If you are having difficulty imagining any of that, and I am not faulting you if you are, then allow me to give a brief synopsis of my own background. I'm sure you can find someone near you with a similar story, who may even be pleased to share it with you and help you answer those questions.

Father: raised in a militaristic culture (Montenegro) to support yet another militaristic culture (Serbia), he was on the losing side of a civil war (Tito's communist conquest of Yugoslavia), held in prison as a possible war criminal (losers often get charged as war criminals), and was saved from extradition and certain death only by the grace of the Allied liberation of Italy.

Mother: raised in a Jewish family in Croatia, she with her brother and parents escaped the Ustashi (the local Nazis) only because a Catholic priest helped them acquire false baptismal and confirmation papers, and because they were wealthy enough to travel quickly; made their way to northern Italy, where for almost four years they survived only due to the noble grace and sacrifices of the Italian peasant farmers who refused to be accomplices to murder, and gladly entered the displaced persons camp outside of Asti when the Allies came through, which is where my parents met.

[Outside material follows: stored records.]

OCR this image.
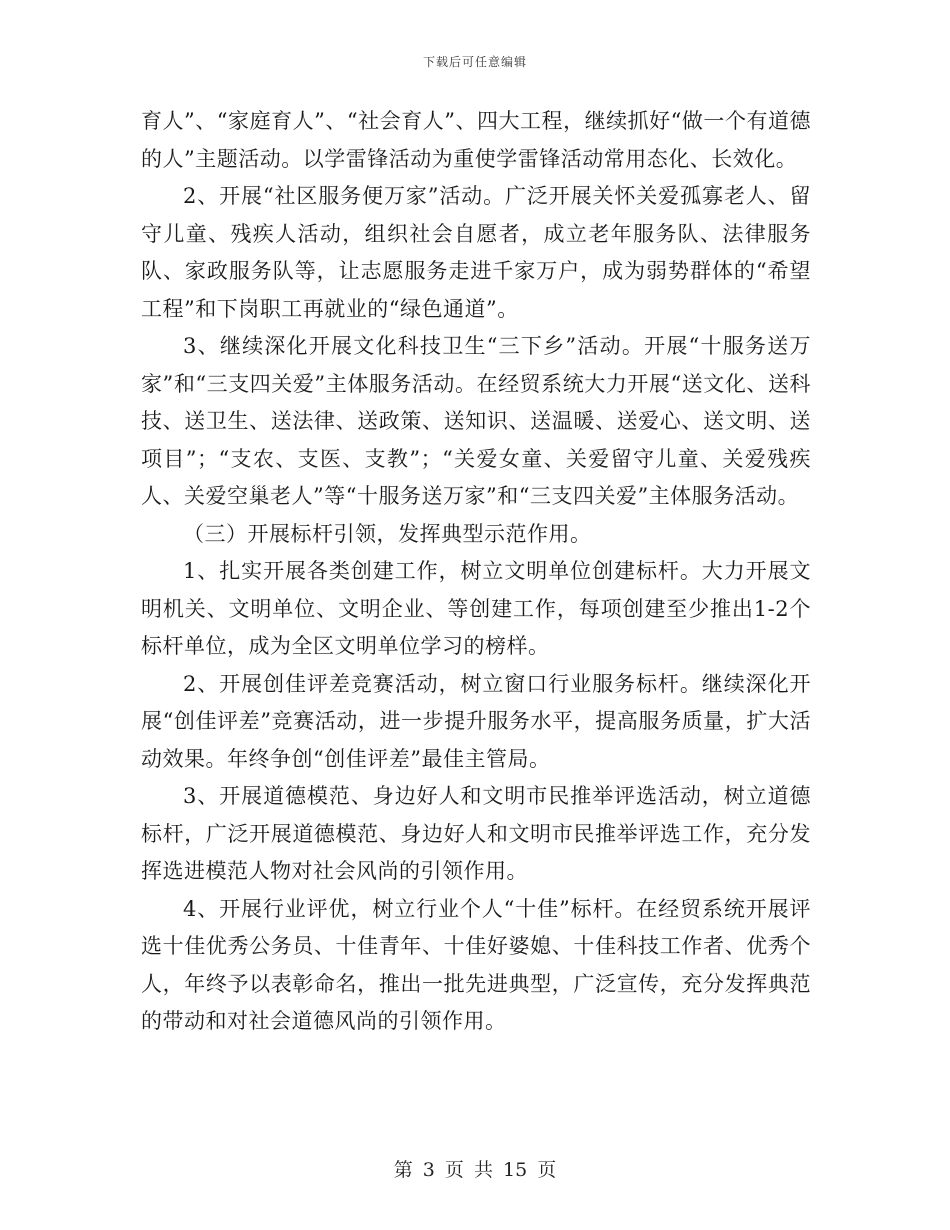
下载后可任意编辑

育人”、“家庭育人”、“社会育人”、四大工程，继续抓好“做一个有道德的人”主题活动。以学雷锋活动为重使学雷锋活动常用态化、长效化。

2、开展“社区服务便万家”活动。广泛开展关怀关爱孤寡老人、留守儿童、残疾人活动，组织社会自愿者，成立老年服务队、法律服务队、家政服务队等，让志愿服务走进千家万户，成为弱势群体的“希望工程”和下岗职工再就业的“绿色通道”。

3、继续深化开展文化科技卫生“三下乡”活动。开展“十服务送万家”和“三支四关爱”主体服务活动。在经贸系统大力开展“送文化、送科技、送卫生、送法律、送政策、送知识、送温暖、送爱心、送文明、送项目”；“支农、支医、支教”；“关爱女童、关爱留守儿童、关爱残疾人、关爱空巢老人”等“十服务送万家”和“三支四关爱”主体服务活动。

（三）开展标杆引领，发挥典型示范作用。

1、扎实开展各类创建工作，树立文明单位创建标杆。大力开展文明机关、文明单位、文明企业、等创建工作，每项创建至少推出1-2个标杆单位，成为全区文明单位学习的榜样。

2、开展创佳评差竞赛活动，树立窗口行业服务标杆。继续深化开展“创佳评差”竞赛活动，进一步提升服务水平，提高服务质量，扩大活动效果。年终争创“创佳评差”最佳主管局。

3、开展道德模范、身边好人和文明市民推举评选活动，树立道德标杆，广泛开展道德模范、身边好人和文明市民推举评选工作，充分发挥选进模范人物对社会风尚的引领作用。

4、开展行业评优，树立行业个人“十佳”标杆。在经贸系统开展评选十佳优秀公务员、十佳青年、十佳好婆媳、十佳科技工作者、优秀个人，年终予以表彰命名，推出一批先进典型，广泛宣传，充分发挥典范的带动和对社会道德风尚的引领作用。

第 3 页 共 15 页
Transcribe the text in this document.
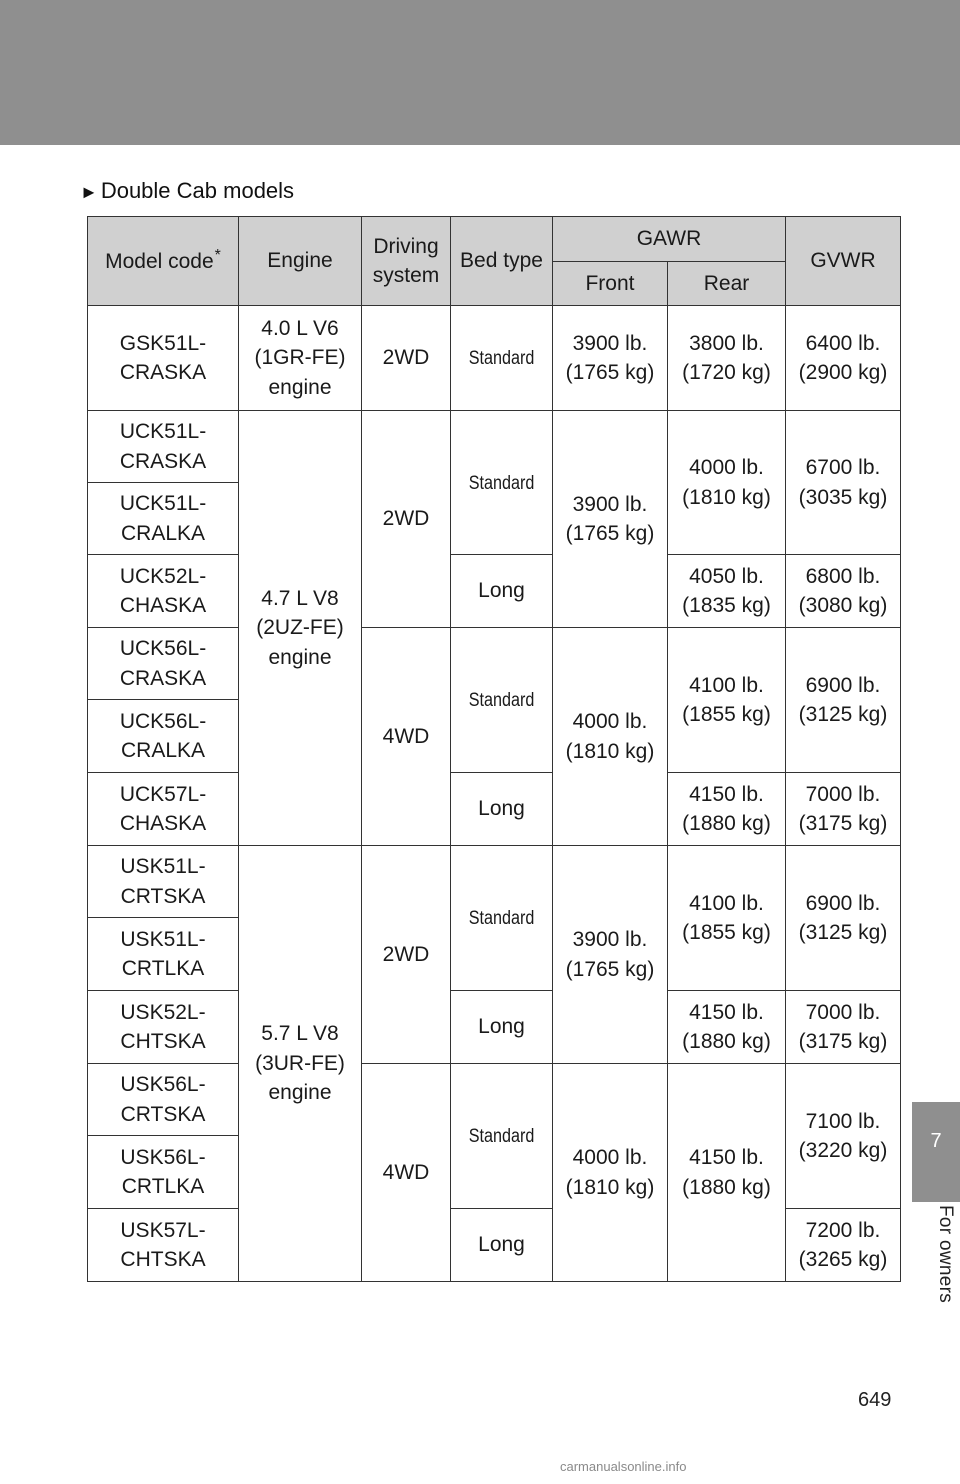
► Double Cab models
Model code*	Engine	Driving system	Bed type	GAWR		GVWR
				Front	Rear	
GSK51L-CRASKA	4.0 L V6 (1GR-FE) engine	2WD	Standard	3900 lb. (1765 kg)	3800 lb. (1720 kg)	6400 lb. (2900 kg)
UCK51L-CRASKA	4.7 L V8 (2UZ-FE) engine	2WD	Standard	3900 lb. (1765 kg)	4000 lb. (1810 kg)	6700 lb. (3035 kg)
UCK51L-CRALKA						
UCK52L-CHASKA			Long		4050 lb. (1835 kg)	6800 lb. (3080 kg)
UCK56L-CRASKA		4WD	Standard	4000 lb. (1810 kg)	4100 lb. (1855 kg)	6900 lb. (3125 kg)
UCK56L-CRALKA						
UCK57L-CHASKA			Long		4150 lb. (1880 kg)	7000 lb. (3175 kg)
USK51L-CRTSKA	5.7 L V8 (3UR-FE) engine	2WD	Standard	3900 lb. (1765 kg)	4100 lb. (1855 kg)	6900 lb. (3125 kg)
USK51L-CRTLKA						
USK52L-CHTSKA			Long		4150 lb. (1880 kg)	7000 lb. (3175 kg)
USK56L-CRTSKA		4WD	Standard	4000 lb. (1810 kg)	4150 lb. (1880 kg)	7100 lb. (3220 kg)
USK56L-CRTLKA						
USK57L-CHTSKA			Long			7200 lb. (3265 kg)
7
For owners
649
carmanualsonline.info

Family: my eldest sibling was born in Asti, which with the marriage papers made them Italians in the eyes of US immigration, forcing them to the end of a very long waiting list for the quota. So, they spent many months in Santiago, Chile, to establish residency and qualify for the Chilean quota. They finally arrived in the US just before sibling number 2 could be born in Chile. I'm number three. Of my father's three brothers only the youngest survived by fleeing to Switzerland, the other two were captured and executed along with their father. None of his sisters had children; his surviving brother had one daughter that I know of, and has two grandsons. Of my mother's extended families, more than 75% were murdered by the Nazis.

That is the blood price of my citizenship.

I'm not saying Mexico is that bad, or that it is better. I am saying that you should all make an effort to get the facts and stories straight before deciding either way about illegal immigration from that country. Understanding the blood price may be the most important history lesson you ever learn.